Before, many PBNs shared the same IP, same servers, the same WHOIS details, and the same content across several websites. But of course Google caught up and PBNs needed to become more complex.
Nowadays, websites from the same network pretend to be blogs, aggregators, or even major publications. They can also be linked with directories, which have been a white-hat SEO tactic to build backlinks (SEO experts can spend days submitting their domain to various directories for free backlinks).
There was a great New York Times Story back in 2011 on how JC Penney was caught using private blog networks to artificially increase their domain authority.
Basically, Google investigated. It found out that JC Penney had a high number of backlinks from wildly different industries. JC Penney got caught. But they blamed their SEO agency for the act.
But, anyway, here’s a fun website that lists all the major companies that got manually penalized by Google for tampering with Search.
What’s this got to do with Hacker News?
I’m not completely sure. But I guess that scraping front page content off social sharing websites and popular aggregators like Hacker News allow these networks to include other types of links and piggyback on the high-quality aspect of the scraped links.
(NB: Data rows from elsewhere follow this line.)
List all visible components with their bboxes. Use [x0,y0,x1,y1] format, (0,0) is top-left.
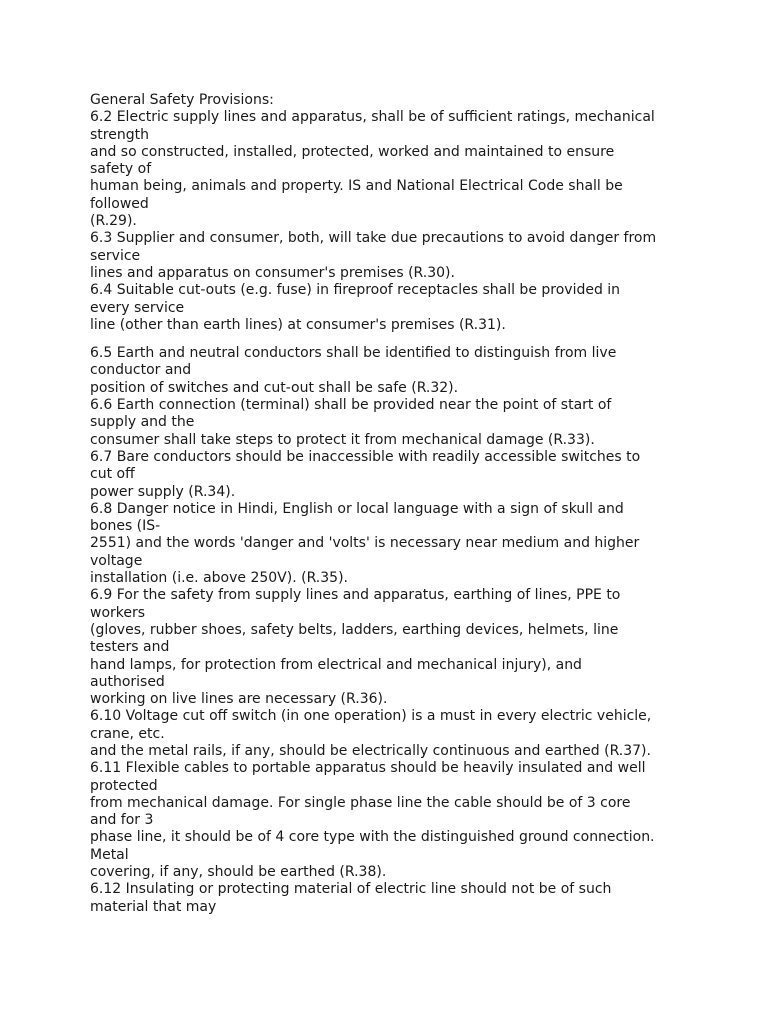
text-line: and so constructed, installed, protected, worked and maintained to ensure [90,143,615,160]
text-line: 6.5 Earth and neutral conductors shall be identified to distinguish from live [90,345,617,362]
text-line: 2551) and the words 'danger and 'volts' is necessary near medium and higher [90,535,640,552]
text-line: (R.29). [90,213,137,230]
text-line: lines and apparatus on consumer's premises (R.30). [90,264,455,281]
text-line: authorised [90,673,165,690]
text-line: General Safety Provisions: [90,92,274,108]
text-line: human being, animals and property. IS and National Electrical Code shall be [90,178,623,195]
document-block-2 [90,345,690,916]
text-line: 6.3 Supplier and consumer, both, will take due precautions to avoid danger from [90,230,657,247]
text-line: 6.9 For the safety from supply lines and apparatus, earthing of lines, PPE to [90,587,621,604]
text-line: Metal [90,846,129,863]
text-line: hand lamps, for protection from electrical and mechanical injury), and [90,656,582,673]
text-line: 6.12 Insulating or protecting material of electric line should not be of such [90,881,612,898]
text-line: supply and the [90,414,195,431]
document-block-1 [90,92,690,334]
text-line: material that may [90,898,217,915]
text-line: service [90,247,141,264]
text-line: power supply (R.34). [90,483,236,500]
text-line: line (other than earth lines) at consumer's premises (R.31). [90,316,506,333]
document-page [90,92,690,916]
text-line: (gloves, rubber shoes, safety belts, ladders, earthing devices, helmets, line [90,621,619,638]
text-line: position of switches and cut-out shall be safe (R.32). [90,379,459,396]
text-line: 6.8 Danger notice in Hindi, English or local language with a sign of skull and [90,500,624,517]
text-line: installation (i.e. above 250V). (R.35). [90,570,348,587]
text-line: crane, etc. [90,725,165,742]
text-line: testers and [90,639,170,656]
text-line: protected [90,777,158,794]
text-line: consumer shall take steps to protect it from mechanical damage (R.33). [90,431,595,448]
text-line: and the metal rails, if any, should be electrically continuous and earthed (R.37). [90,742,651,759]
text-line: safety of [90,161,152,178]
text-line: 6.10 Voltage cut off switch (in one operation) is a must in every electric vehicle, [90,708,652,725]
text-line: strength [90,126,149,143]
text-line: followed [90,195,149,212]
text-line: 6.4 Suitable cut-outs (e.g. fuse) in fireproof receptacles shall be provided in [90,282,621,299]
text-line: bones (IS- [90,518,161,535]
text-line: workers [90,604,146,621]
paragraph-gap [90,334,690,345]
text-line: 6.11 Flexible cables to portable apparatus should be heavily insulated and well [90,760,646,777]
text-line: conductor and [90,362,192,379]
text-line: working on live lines are necessary (R.36). [90,691,388,708]
text-line: voltage [90,552,143,569]
text-line: 6.2 Electric supply lines and apparatus, shall be of sufficient ratings, mechanical [90,109,655,126]
text-line: 6.6 Earth connection (terminal) shall be provided near the point of start of [90,397,612,414]
text-line: every service [90,299,185,316]
text-line: covering, if any, should be earthed (R.38). [90,864,387,881]
text-line: phase line, it should be of 4 core type with the distinguished ground connection. [90,829,655,846]
text-line: cut off [90,466,135,483]
text-line: 6.7 Bare conductors should be inaccessible with readily accessible switches to [90,448,641,465]
text-line: and for 3 [90,812,154,829]
text-line: from mechanical damage. For single phase line the cable should be of 3 core [90,794,631,811]
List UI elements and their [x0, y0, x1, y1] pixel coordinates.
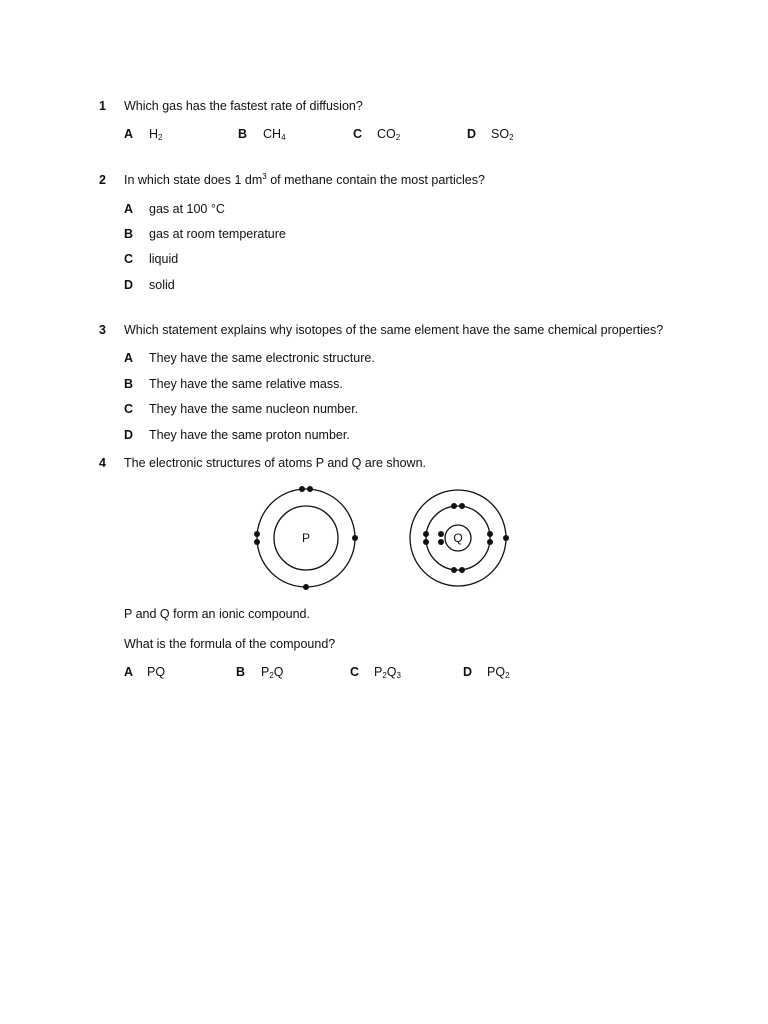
electron — [459, 503, 465, 509]
atom-q-diagram — [403, 482, 515, 594]
option-formula: $PQ_2$ — [487, 665, 510, 680]
question-number: 2 — [99, 173, 106, 187]
option-letter: B — [124, 377, 134, 391]
option-letter: C — [124, 252, 134, 266]
question-text: In which state does 1 $dm^3$ of methane contain the most particles? — [124, 172, 485, 187]
option-text: gas at room temperature — [149, 227, 286, 241]
question-prompt: What is the formula of the compound? — [124, 637, 336, 651]
option-letter: D — [463, 665, 473, 679]
option-text: They have the same nucleon number. — [149, 402, 359, 416]
electron — [307, 486, 313, 492]
option-text: gas at 100 °C — [149, 202, 225, 216]
electron — [254, 531, 260, 537]
option-formula: $CO_2$ — [377, 127, 401, 142]
question-text: Which statement explains why isotopes of the same element have the same chemical properties? — [124, 323, 664, 337]
option-text: They have the same electronic structure. — [149, 351, 375, 365]
option-formula: $CH_4$ — [263, 127, 286, 142]
option-text: solid — [149, 278, 175, 292]
statement-text: P and Q form an ionic compound. — [124, 607, 310, 621]
option-letter: A — [124, 127, 134, 141]
electron — [303, 584, 309, 590]
atom-p-diagram — [250, 482, 362, 594]
option-letter: D — [124, 278, 134, 292]
option-letter: D — [467, 127, 477, 141]
atom-q-label: Q — [453, 531, 463, 545]
electrons — [423, 503, 509, 573]
option-letter: C — [353, 127, 363, 141]
option-formula: $H_2$ — [149, 127, 163, 142]
option-formula: $P_2Q$ — [261, 665, 284, 680]
electron — [451, 503, 457, 509]
option-letter: B — [124, 227, 134, 241]
option-letter: B — [238, 127, 248, 141]
question-text: Which gas has the fastest rate of diffusion? — [124, 99, 363, 113]
option-formula: $SO_2$ — [491, 127, 514, 142]
option-formula: $P_2Q_3$ — [374, 665, 401, 680]
option-formula: PQ — [147, 665, 166, 679]
electron — [459, 567, 465, 573]
question-number: 3 — [99, 323, 106, 337]
option-letter: C — [124, 402, 134, 416]
option-letter: B — [236, 665, 246, 679]
electron — [352, 535, 358, 541]
electron — [503, 535, 509, 541]
option-text: liquid — [149, 252, 179, 266]
electron — [451, 567, 457, 573]
electron — [423, 539, 429, 545]
question-text: The electronic structures of atoms P and Q are shown. — [124, 456, 426, 470]
option-letter: A — [124, 351, 134, 365]
option-text: They have the same relative mass. — [149, 377, 343, 391]
question-number: 4 — [99, 456, 106, 470]
electron — [487, 539, 493, 545]
electron — [438, 539, 444, 545]
atom-p-label: P — [301, 531, 311, 545]
question-number: 1 — [99, 99, 106, 113]
option-letter: D — [124, 428, 134, 442]
electron — [423, 531, 429, 537]
electron — [299, 486, 305, 492]
electron — [487, 531, 493, 537]
option-letter: A — [124, 202, 134, 216]
option-letter: C — [350, 665, 360, 679]
option-letter: A — [124, 665, 134, 679]
electron — [254, 539, 260, 545]
option-text: They have the same proton number. — [149, 428, 350, 442]
electron — [438, 531, 444, 537]
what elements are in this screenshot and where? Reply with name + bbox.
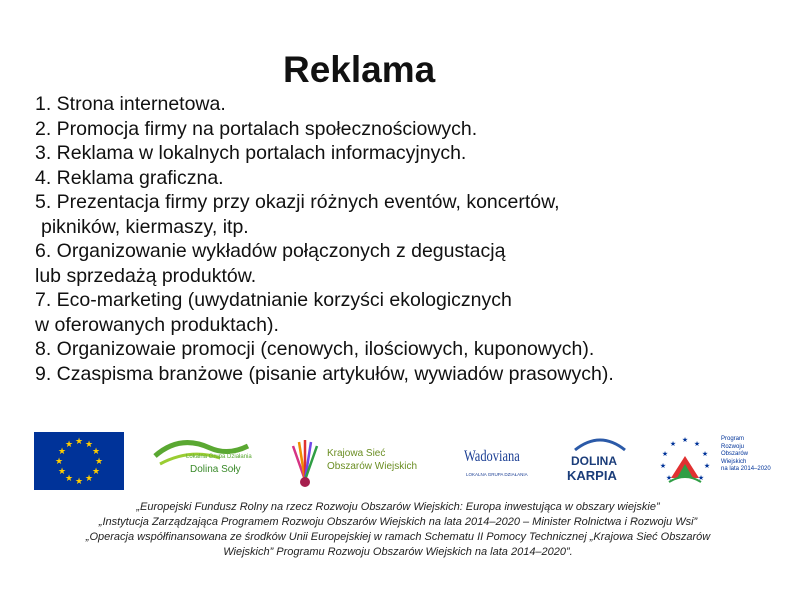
prow-line2: Rozwoju xyxy=(721,443,745,450)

One thing’s for sure, it’s not totally unique to Hacker News. In fact, here’s an example of an article that went viral on Reddit.
I got into the front page of Hacker News – should I worry?
Most probably not. Many other people have already benefitted from this, so the chances of you getting penalized by Google by somehow belonging to the Hacker News hall of fame is slim to none. Getting to the front page requires hard work, though, so great job on that.